Just like a 401(k), the 403(b) allows you to make tax deferred deposits, have the same contribution limits, and come with all of the same withdrawal rules as the 401(k). One difference that applies to a small subset of employees—if you have 15 years of service and your company is considered a “qualified organization,” you may be eligible to contribute an extra $3,000 to a 401(k). This is not available
in a 403(b).
Another difference between a 401(k) and a 403(b) is the investment choices. Although most 401(k) plans offer different types of mutual funds as their investing choices, 401(k) plans have the option to offer other choices. 403(b) plans may only offer mutual funds and annuities. Technically, 403(b)s are more limited on investing options than 401(k)s but in practice, there’s not much difference.

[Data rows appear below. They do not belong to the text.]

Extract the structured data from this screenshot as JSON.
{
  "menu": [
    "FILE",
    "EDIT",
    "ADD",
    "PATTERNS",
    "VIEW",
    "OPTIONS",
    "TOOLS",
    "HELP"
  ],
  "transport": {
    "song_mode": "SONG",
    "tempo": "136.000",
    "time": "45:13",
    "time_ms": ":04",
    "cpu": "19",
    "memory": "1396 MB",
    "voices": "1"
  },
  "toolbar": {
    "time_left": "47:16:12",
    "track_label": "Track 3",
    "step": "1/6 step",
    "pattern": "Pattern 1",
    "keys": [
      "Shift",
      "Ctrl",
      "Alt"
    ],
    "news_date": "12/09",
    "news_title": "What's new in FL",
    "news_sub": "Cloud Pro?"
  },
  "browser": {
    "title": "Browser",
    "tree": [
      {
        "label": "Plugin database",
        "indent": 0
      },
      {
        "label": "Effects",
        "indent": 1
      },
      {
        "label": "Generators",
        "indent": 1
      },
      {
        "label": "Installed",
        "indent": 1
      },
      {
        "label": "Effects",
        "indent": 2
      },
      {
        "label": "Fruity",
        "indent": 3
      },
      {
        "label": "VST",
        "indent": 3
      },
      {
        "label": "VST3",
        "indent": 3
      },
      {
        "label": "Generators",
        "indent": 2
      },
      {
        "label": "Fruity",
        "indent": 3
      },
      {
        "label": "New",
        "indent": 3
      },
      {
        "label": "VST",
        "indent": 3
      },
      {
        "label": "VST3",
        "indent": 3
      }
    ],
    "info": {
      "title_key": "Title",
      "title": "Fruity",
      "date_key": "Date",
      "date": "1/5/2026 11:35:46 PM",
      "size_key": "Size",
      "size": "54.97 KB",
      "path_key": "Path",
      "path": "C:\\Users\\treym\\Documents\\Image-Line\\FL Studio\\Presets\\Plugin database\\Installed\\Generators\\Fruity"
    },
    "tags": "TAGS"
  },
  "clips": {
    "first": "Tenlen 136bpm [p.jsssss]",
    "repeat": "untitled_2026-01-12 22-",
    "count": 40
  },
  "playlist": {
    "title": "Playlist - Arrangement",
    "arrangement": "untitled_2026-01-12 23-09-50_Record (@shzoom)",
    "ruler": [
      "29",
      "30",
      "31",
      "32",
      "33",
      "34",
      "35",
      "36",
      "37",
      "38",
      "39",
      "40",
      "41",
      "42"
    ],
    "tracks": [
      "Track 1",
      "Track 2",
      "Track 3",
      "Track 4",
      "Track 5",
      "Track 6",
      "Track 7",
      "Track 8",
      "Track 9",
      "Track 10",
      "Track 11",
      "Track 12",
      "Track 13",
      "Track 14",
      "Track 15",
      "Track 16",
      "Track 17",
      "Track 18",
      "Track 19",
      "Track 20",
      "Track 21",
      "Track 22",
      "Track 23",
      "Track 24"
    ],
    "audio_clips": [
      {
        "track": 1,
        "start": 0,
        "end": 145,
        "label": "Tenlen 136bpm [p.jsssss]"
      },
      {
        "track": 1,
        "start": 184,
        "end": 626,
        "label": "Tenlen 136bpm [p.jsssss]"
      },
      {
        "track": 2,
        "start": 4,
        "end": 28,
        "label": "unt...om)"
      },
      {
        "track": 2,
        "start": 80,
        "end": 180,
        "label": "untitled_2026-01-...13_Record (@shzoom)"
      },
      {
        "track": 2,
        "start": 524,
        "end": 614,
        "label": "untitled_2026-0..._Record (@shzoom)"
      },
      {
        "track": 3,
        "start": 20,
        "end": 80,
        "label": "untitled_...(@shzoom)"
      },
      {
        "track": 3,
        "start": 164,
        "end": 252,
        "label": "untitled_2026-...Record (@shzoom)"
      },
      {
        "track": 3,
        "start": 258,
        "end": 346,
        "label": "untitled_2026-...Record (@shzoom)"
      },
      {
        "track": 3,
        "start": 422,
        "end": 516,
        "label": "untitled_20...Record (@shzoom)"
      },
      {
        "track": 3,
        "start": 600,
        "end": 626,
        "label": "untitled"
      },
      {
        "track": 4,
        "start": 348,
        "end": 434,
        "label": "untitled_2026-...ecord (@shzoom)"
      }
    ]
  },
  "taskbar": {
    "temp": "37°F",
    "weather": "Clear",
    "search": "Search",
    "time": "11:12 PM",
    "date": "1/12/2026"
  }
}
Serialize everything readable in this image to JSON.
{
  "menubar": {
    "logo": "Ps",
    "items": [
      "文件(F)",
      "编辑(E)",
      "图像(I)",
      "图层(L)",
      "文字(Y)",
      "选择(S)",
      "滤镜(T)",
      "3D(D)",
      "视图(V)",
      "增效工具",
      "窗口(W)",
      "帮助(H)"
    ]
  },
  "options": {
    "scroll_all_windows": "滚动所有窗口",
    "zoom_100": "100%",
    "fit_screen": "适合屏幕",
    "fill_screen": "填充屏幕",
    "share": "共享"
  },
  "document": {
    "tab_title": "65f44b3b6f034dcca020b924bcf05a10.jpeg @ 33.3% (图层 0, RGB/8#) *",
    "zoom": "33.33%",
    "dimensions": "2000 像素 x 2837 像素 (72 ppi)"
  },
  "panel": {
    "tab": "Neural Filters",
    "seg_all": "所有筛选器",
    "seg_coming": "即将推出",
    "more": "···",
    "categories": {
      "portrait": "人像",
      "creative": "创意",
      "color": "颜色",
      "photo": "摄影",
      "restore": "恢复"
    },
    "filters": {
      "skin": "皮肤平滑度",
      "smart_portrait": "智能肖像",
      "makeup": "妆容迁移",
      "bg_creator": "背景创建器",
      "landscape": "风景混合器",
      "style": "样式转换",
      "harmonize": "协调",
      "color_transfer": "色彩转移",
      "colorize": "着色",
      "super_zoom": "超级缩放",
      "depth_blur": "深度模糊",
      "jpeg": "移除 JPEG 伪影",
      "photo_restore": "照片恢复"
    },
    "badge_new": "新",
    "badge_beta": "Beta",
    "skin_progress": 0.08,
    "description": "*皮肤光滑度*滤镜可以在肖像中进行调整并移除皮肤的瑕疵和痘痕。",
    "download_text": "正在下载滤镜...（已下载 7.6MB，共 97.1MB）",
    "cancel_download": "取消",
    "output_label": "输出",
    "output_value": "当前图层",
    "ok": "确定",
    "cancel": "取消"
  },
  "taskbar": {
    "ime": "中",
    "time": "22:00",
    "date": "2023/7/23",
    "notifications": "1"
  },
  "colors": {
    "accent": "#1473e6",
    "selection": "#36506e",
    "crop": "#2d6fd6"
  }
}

Finally, because 403(b)s are more limited in the amount of companies they can serve, and non-profits tend to be smaller and have less resources than larger for-profit companies, 403(b)s have gained the reputation of having higher fees than 401(k) but recent trends have seen 403(b) plans emerge with lower fees.
Which is Better?
There are some other benefits to non-profits that might make a 403(b) more attractive but to the vast majority of employees, the type of plan doesn’t matter. Instead of evaluating a 403(b) vs. a 401(k), evaluate the investment options inside the plan. Generally, the larger the company, the lower the plan fees because there are more people participating, which brings the costs down. If you work for a small company, you can find lower cost index funds as investment options instead of placing money in the higher-priced actively managed funds. Either way, if your company is matching your deposits, participate in the plan up to the maximum amount they’ll match. After that, open an IRA if the plan’s fees are high. How do you know what “high” means? Most experts say that once you get over 1 percent on any investment choice, that’s cause for concern.